# Wiings and Wii



## Helen_Paradise (Sep 26, 2007)

I got home last night, put the wings on the gasser, drank some beers, played some Wii, and then had a nice dinner. Always love Wolfe Rub wings. Planning on having the leftovers for lunch today with Rev Marv's/honey mix.

Rev Marv's/honey mix is great...as usual, I have not been with the program!


----------



## Guest (Sep 26, 2007)

Both look great. Is that a TV or a Monitor? Awesome picture.

enjoy!
<><


----------



## Bill The Grill Guy (Sep 26, 2007)

Nice job on the wings.  What sauce did you use?  Never tried the Wii games yet but understand they rock.


----------



## wittdog (Sep 26, 2007)

Great looking wings...we are thinking about getting a Wii for the boys any thoughts Helen


----------



## Helen_Paradise (Sep 26, 2007)

wittdog said:
			
		

> Great looking wings...we are thinking about getting a Wii for the boys any thoughts Helen



DO IT!!!!!! Best $250 I ever spent. Wii Sports is the best!  I'll contact you.

Basically $300 for Wii and the Wii Play and then looking at $50/game to buy.

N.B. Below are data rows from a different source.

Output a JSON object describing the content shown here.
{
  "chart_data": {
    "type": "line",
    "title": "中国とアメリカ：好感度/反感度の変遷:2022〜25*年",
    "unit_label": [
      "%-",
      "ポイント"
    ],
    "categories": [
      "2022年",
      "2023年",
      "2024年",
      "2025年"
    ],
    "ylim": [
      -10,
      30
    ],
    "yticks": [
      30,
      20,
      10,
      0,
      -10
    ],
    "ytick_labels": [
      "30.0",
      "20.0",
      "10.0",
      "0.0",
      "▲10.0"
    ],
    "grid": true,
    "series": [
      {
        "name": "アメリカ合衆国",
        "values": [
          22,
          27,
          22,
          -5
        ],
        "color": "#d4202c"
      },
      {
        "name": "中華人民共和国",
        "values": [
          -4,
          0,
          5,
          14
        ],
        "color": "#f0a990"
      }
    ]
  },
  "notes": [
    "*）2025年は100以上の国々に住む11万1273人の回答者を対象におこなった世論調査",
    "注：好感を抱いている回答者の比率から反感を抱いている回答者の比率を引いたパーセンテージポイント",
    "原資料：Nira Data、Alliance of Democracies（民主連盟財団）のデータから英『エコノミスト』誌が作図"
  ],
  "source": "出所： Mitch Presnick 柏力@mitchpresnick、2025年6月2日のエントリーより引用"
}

Bill: No sauce on those at all, just the WR. 

Mike: It's a TV, but I'll use it as a monitor once I get a Mac Mini.


----------



## Nick Prochilo (Sep 26, 2007)

Helen, your wings looked much better then your golf score!


----------



## john a (Sep 27, 2007)

Hmm, wings are good; those look great Helen.


----------



## 007bond-jb (Sep 27, 2007)

Lookin good Helen


----------



## Cliff H. (Sep 27, 2007)

Looks mighty fine Helen.  

My kids would love one of those games.


----------



## surfinsapo (Sep 27, 2007)

Did you save me a piece? I love that food!! Great job there Helen of Troy!!!   j/k

 [smilie=a_goodjob.gif]


----------



## Smokey_Joe (Sep 27, 2007)

*       Wii - ings  *

                                 [smilie=a_goodjob.gif]


----------



## Green Hornet (Sep 27, 2007)

Yer 5 over par kiddo!
They have a cooking game for that too ya know?


----------



## Green Hornet (Sep 27, 2007)

Cooking Mama
http://www.gamespot.com/wii/action/cook ... index.html


----------



## The Missing Link (Sep 27, 2007)

Great looking wing helen!!


----------